Chaim, perhaps unexpectedly, took up fishing, and I followed suit. We visit him and his wife each summer. I did not tell Chaim of my stay in the sanatorium in Michigan; hence, he thinks I am a man apt to disappear for long stretches of time, as I did when we lived together on rue de Sévigné.
ON THE OCCASION OF MY TWENTY-FIFTH WEDDING anniversary, i arranged for three weeks’ leave from the hospital and had the travel agency on our street corner book passage for two to Paris. Neither of our children would come. Sophie was at a piano workshop in Aspen and Michelle was meditating at Esalen. Ellie and I reserved rooms at the Hôtel Rousselet in the Seventh. My parents had a neighbor care for their dogs and took the train from Le Puy. My mother's seventy-fifth birthday was a few weeks hence. It was to be a celebratory visit.
Despite myself, I thought of Rose. I could find her in a crowd of a thousand, by the Greek vases with their scenes of love in the longest gallery in the Louvre. I had thoughts like this many times. And though their frequency did not lessen with the years, their yearning quality did.
During our second night in Paris, from the depths of a deep sleep, I heard my mother shouting my name. I rushed into my parents’ room. With deliberate, untrembling hands, I administered chest compressions and breathed my breath into my father. This prolonged his life by several days.
The chest compressions, as sometimes happens in older men of a delicate constitution, shattered his eardrum. He was half deaf for the final days of his life. We all had to shout our love at him, which, it occurred to me, I had been trying to do my whole life.
On the morning he would die, Ellie said, “Max, you're always on the other end of the camera. Take a picture with your parents.” Her motive seemed so transparent, as if to ask, how much time do you three have together? I protested, but my father beckoned me. He pulled me to him and kissed my forehead, holding his lips there during the long time that Ellie fumbled with the F-stop and the focus and the flashbulb. The click came too soon. My father had never embraced me for so long.
When I learned that my father had died in the night, I ran to a camera shop, as if the photographer's strong-smelling solvents might bring him back to life. I ran past the post office on rue de Sèvres and wove madly through a bakery line. I crossed the avenue while the traffic was still moving and heard it screech in my wake.

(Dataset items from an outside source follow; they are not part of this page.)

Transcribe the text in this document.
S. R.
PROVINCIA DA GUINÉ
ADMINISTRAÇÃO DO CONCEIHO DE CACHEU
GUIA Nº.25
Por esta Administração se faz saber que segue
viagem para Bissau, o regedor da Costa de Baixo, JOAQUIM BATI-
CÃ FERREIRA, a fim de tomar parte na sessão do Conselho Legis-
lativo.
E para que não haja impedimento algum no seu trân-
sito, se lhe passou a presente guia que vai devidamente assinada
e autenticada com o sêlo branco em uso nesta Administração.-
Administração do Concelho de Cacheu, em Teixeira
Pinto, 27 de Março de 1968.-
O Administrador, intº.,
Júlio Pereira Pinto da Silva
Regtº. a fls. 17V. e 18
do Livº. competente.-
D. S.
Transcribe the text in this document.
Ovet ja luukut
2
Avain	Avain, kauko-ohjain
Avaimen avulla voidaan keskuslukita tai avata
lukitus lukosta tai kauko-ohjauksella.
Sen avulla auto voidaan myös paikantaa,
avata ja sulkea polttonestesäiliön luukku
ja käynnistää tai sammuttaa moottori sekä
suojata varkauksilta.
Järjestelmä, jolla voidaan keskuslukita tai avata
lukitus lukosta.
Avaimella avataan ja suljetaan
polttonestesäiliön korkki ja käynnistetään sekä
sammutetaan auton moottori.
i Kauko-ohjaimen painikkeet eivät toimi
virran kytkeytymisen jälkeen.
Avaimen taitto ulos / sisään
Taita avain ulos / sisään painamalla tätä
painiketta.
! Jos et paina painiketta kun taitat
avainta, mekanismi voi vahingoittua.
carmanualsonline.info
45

The camera shop owner must have recognized my distressed state. Although he still wore his street coat, he complied with my request to develop the roll of film with my father's last photograph. I lifted the heavy camera from my neck—I had not trusted my shaking hands not to expose the film or drop it in a gutter. He took the
Nikon into his darkroom and returned a moment later. “I'm terribly sorry,” he said, his mustache working up and down above his lips. “There is no film in this camera. Perhaps you took it out already?” And so my father's picture joined the other images in the lost museum in my mind.
WE BURIED FATHER IN OUR FAMILY'S PLOT IN MONT-parnasse, beside my sister. Micheline's grave was gray, and time had darkened the letters of her name. She lay next to Abraham Berenzon, whose tombstone looked as if it had been burned. A tower of five or six stones rested atop each, laid by an unknown hand. While the rabbi conducted the service, a jet plane flew overhead and drowned out the sound of his singing. The jet's trail evaporated in the sky, though we could hear its roar after it had disappeared above the clouds.